Use `RWMol` to replace side chains at those indices with a dummy atom (e.g., At number 0 or Isotope).
**Step 3: Run tests**
`pixi run pytest tests/test_scaffold_prep.py`
---
### Task 3: Fragment Activation (The "Plug")
**Files:**
- Create: `src/splicing/fragment_prep.py`
- Test: `tests/test_fragment_prep.py`
**Step 1: Write failing test**
Test that `activate_fragment` takes a SMILES and returns a molecule with *one* attachment point.
```python
# tests/test_fragment_prep.py
from src.splicing.fragment_prep import activate_fragment
def test_activate_fragment_smart():
# Fragment with -OH
frag_smiles = "CCO"
activated = activate_fragment(frag_smiles, strategy="smart")
# Should find the O and replace H with attachment point
assert "*" in Chem.MolToSmiles(activated)
def test_activate_fragment_random():
frag_smiles = "CCCCC"
activated = activate_fragment(frag_smiles, strategy="random")
assert "*" in Chem.MolToSmiles(activated)
```
**Step 2: Implement `activate_fragment`**
- **Smart**: Look for -NH2, -OH, -SH. Use SMARTS to find them, replace a H with `*`.

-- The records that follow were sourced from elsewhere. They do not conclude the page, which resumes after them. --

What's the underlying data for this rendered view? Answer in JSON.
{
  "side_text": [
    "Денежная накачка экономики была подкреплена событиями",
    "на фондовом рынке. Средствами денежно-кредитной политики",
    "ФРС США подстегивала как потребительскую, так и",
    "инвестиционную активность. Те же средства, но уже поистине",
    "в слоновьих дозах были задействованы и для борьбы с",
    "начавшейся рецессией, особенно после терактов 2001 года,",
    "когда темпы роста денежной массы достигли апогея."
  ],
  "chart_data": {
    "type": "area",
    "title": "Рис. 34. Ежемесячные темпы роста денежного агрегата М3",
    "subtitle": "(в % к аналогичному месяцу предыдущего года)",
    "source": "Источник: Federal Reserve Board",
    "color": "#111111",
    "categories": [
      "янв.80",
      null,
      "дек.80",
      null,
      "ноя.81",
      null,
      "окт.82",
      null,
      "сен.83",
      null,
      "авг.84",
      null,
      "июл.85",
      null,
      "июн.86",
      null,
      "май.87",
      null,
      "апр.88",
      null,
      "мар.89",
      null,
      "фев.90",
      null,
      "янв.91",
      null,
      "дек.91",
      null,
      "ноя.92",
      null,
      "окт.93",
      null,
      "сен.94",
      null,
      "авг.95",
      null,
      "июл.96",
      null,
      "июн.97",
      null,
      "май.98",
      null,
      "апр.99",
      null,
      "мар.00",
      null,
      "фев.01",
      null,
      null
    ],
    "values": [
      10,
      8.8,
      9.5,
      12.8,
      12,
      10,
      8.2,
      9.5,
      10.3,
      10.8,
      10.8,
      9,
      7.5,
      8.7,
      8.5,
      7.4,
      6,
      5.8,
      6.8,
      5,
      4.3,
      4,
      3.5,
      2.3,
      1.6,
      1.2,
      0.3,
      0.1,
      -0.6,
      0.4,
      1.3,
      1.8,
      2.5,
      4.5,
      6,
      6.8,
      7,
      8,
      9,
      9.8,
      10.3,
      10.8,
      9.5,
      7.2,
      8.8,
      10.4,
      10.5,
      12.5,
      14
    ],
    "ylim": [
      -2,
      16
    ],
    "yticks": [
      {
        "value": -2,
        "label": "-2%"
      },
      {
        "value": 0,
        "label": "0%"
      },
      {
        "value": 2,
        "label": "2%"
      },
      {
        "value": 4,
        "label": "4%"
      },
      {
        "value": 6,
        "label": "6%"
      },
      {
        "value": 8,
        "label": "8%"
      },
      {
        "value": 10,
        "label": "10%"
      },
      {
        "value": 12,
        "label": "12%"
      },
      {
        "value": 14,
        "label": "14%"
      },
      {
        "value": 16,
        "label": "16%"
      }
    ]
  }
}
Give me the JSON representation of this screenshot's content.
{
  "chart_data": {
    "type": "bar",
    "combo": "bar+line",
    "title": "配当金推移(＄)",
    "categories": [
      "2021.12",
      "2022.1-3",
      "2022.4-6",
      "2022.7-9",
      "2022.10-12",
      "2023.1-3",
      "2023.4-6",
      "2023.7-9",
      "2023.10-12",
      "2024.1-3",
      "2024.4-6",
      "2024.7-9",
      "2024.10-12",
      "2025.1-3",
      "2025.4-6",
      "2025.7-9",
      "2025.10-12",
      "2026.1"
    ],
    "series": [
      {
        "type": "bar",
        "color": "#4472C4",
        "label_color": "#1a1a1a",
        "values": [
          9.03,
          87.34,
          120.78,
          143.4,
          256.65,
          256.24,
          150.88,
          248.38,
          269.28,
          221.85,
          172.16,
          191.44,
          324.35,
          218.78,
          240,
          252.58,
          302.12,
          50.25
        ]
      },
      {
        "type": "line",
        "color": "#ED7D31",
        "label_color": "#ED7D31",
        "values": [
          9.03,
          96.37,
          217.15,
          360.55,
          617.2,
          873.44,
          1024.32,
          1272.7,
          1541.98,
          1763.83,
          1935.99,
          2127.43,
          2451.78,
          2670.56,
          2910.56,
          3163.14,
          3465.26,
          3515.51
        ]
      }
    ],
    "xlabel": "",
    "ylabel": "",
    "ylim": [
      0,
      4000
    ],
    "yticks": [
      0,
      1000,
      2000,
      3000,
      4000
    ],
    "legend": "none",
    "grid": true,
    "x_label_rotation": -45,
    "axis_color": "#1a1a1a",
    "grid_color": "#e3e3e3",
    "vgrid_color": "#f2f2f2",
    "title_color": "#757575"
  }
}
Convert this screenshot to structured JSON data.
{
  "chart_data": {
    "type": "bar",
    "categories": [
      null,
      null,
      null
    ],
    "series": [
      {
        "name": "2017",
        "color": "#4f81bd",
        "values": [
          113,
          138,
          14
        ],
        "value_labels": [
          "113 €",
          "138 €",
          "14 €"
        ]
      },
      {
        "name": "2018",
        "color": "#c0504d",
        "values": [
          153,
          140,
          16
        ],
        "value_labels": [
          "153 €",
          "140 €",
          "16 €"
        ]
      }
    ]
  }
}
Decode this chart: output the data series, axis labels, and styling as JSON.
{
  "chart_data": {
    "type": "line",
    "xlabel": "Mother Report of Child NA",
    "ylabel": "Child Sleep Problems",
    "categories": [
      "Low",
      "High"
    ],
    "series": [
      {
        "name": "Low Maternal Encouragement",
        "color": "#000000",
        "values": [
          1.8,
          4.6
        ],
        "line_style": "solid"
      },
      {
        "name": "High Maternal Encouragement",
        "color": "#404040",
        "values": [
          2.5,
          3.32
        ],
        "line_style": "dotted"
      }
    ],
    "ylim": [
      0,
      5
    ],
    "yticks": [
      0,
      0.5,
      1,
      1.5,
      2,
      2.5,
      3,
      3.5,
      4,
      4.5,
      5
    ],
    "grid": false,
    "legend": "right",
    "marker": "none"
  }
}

- **Random**: Pick a random Carbon, replace a H with `*`.
**Step 3: Run tests**
`pixi run pytest tests/test_fragment_prep.py`
---
### Task 4: Splicing Engine (The Assembly)
**Files:**
- Create: `src/splicing/engine.py`
- Test: `tests/test_splicing_engine.py`
**Step 1: Write failing test**
Test connecting an activated fragment to the scaffold.
```python
def test_splice_molecules():
scaffold = ... # prepared scaffold
fragment = ... # activated fragment
product = splice_molecule(scaffold, fragment, position=7)
assert product is not None
assert Chem.MolToSmiles(product) != Chem.MolToSmiles(scaffold)
```
**Step 2: Implement `splice_molecule`**
Use `Chem.ReplaceSubstructs` or `Chem.rdChemReactions`.
Ensure the connection is chemically valid.
**Step 3: Run tests**
`pixi run pytest tests/test_splicing_engine.py`
---
### Task 5: Prediction Pipeline Integration
**Files:**
- Create: `src/splicing/pipeline.py`
- Test: `tests/test_pipeline.py`
**Step 1: Write failing test (Mocked)**
Mock the SIME predictor to avoid loading heavy models during unit tests.
```python
def test_pipeline_flow(mocker):
# Mock predictor
mocker.patch('utils.mole_predictor.ParallelBroadSpectrumPredictor')
frags = ["CCO", "CCN"]
results = run_splicing_pipeline(TYLOSIN_SMILES, frags, positions=[7])
assert len(results) > 0
```
**Step 2: Implement `run_splicing_pipeline`**
1. Prep scaffold.
2. Loop fragments -> activate -> splice.
3. Batch generate SMILES.
4. Call `ParallelBroadSpectrumPredictor`.
5. Return results.
**Step 3: Run tests**
---
### Task 6: CLI and Final Execution
**Files:**
- Create: `scripts/run_tylosin_optimization.py`
**Step 1: Implement CLI**
Arguments: `--input-scaffold`, `--fragment-csv`, `--positions`, `--output`.
**Step 2: Integration Test**
Run with a small subset of the fragment CSV (head -n 10).